Posted Jan 23, 2017 5:52 UTC (Mon) by adobriyan (subscriber, #30858) [Link] (7 responses)

> rewrite it in Rust

Ironically, Rust assumes everything is valid UTF-8 including Unix filenames.

Python 2.8?

Posted Jan 23, 2017 7:03 UTC (Mon) by liw (subscriber, #6379) [Link] (4 responses)

Rust doesn't have a concept of binary data? That would be so weird I have trouble believing it. It would mean Rust can't handle, say, a JPEG.

Python 2.8?

Posted Jan 23, 2017 11:44 UTC (Mon) by ssokolow (guest, #94568) [Link] (3 responses)

Rust has three types of "strings". From least to most "binary", they are:
  1. std::string::String
    • Guaranteed to be valid UTF-8 but uses a Vec<u8> internally.
    • May contain NULL bytes.
    • Codepoint-oriented APIs
    • Can be iterated byte-wise or codepoint-wise. Grapheme clusters or words available via the unicode-segmentation crate.
  2. std::ffi::OsString
    • Can represent any byte/codepoint sequence returned by OS-native APIs.
    • Can represent NULL bytes even if the OS-native form can't
    • Designed to be producible from String without conversion cost.
      • On POSIX platforms, In-memory representation is identical to String.
      • On Windows, uses a UTF-8 superset called WTF-8 which matches the relaxed well-formedness rules of the Windows UTF-16 APIs.
  3. Vec<u8>
    • Exactly what it looks like. A vector of unsigned 8-bit integers
    • May contain NULL bytes
    • Serves the same role as Python's "bytestrings".
    • Usable as a "string" type because Vec has "sequence of items" versions of most APIs you'd think of as being for string manipulation.
See also: std::path::{Path,PathBuf} (OsString internally)

Python 2.8?

Posted Jan 23, 2017 12:20 UTC (Mon) by mathstuf (subscriber, #69389) [Link] (2 responses)

Um, I know it was mentioned below, but I want the record straight on this subthread too.

> On POSIX platforms, In-memory representation is identical to String.

No, it can represent arbitrary bytes.

> On Windows, uses a UTF-8 superset called WTF-8 which matches the relaxed well-formedness rules of the Windows UTF-16 APIs.

It actually uses WTF-16 internally, a superset of UTF-16.

Right from the docs at the OsString link you gave:

On Unix systems, strings are often arbitrary sequences of non-zero bytes, in many cases interpreted as UTF-8.

On Windows, strings are often arbitrary sequences of non-zero 16-bit values, interpreted as UTF-16 when it is valid to do so.

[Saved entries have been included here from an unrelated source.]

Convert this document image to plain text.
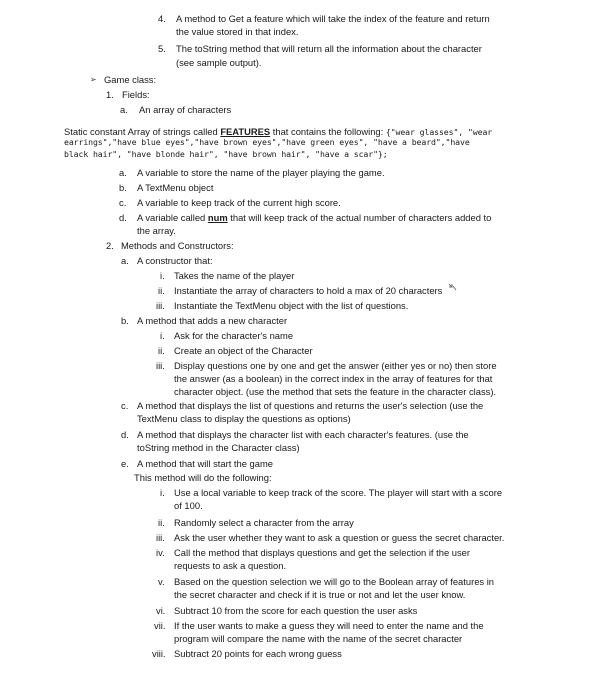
4. A method to Get a feature which will take the index of the feature and return
the value stored in that index.
5. The toString method that will return all the information about the character
(see sample output).
➢ Game class:
1. Fields:
a. An array of characters
Static constant Array of strings called FEATURES that contains the following: {"wear glasses", "wear
earrings","have blue eyes","have brown eyes","have green eyes", "have a beard","have
black hair", "have blonde hair", "have brown hair", "have a scar"};
a. A variable to store the name of the player playing the game.
b. A TextMenu object
c. A variable to keep track of the current high score.
d. A variable called num that will keep track of the actual number of characters added to
the array.
2. Methods and Constructors:
a. A constructor that:
i. Takes the name of the player
ii. Instantiate the array of characters to hold a max of 20 characters
iii. Instantiate the TextMenu object with the list of questions.
b. A method that adds a new character
i. Ask for the character's name
ii. Create an object of the Character
iii. Display questions one by one and get the answer (either yes or no) then store
the answer (as a boolean) in the correct index in the array of features for that
character object. (use the method that sets the feature in the character class).
c. A method that displays the list of questions and returns the user's selection (use the
TextMenu class to display the questions as options)
d. A method that displays the character list with each character's features. (use the
toString method in the Character class)
e. A method that will start the game
This method will do the following:
i. Use a local variable to keep track of the score. The player will start with a score
of 100.
ii. Randomly select a character from the array
iii. Ask the user whether they want to ask a question or guess the secret character.
iv. Call the method that displays questions and get the selection if the user
requests to ask a question.
v. Based on the question selection we will go to the Boolean array of features in
the secret character and check if it is true or not and let the user know.
vi. Subtract 10 from the score for each question the user asks
vii. If the user wants to make a guess they will need to enter the name and the
program will compare the name with the name of the secret character
viii. Subtract 20 points for each wrong guess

In Rust, strings are always valid UTF-8, but may contain zeros.

Python 2.8?

Posted Jan 23, 2017 12:51 UTC (Mon) by ssokolow (guest, #94568) [Link] (1 responses)

> No, [OsString] can represent arbitrary bytes.

I never said it couldn't. On POSIX platforms, String (1) and OsString (1, 2) both rely on an internal Vec<u8> to store the raw bytes... String just enforces extra invariants and presents a different set of methods.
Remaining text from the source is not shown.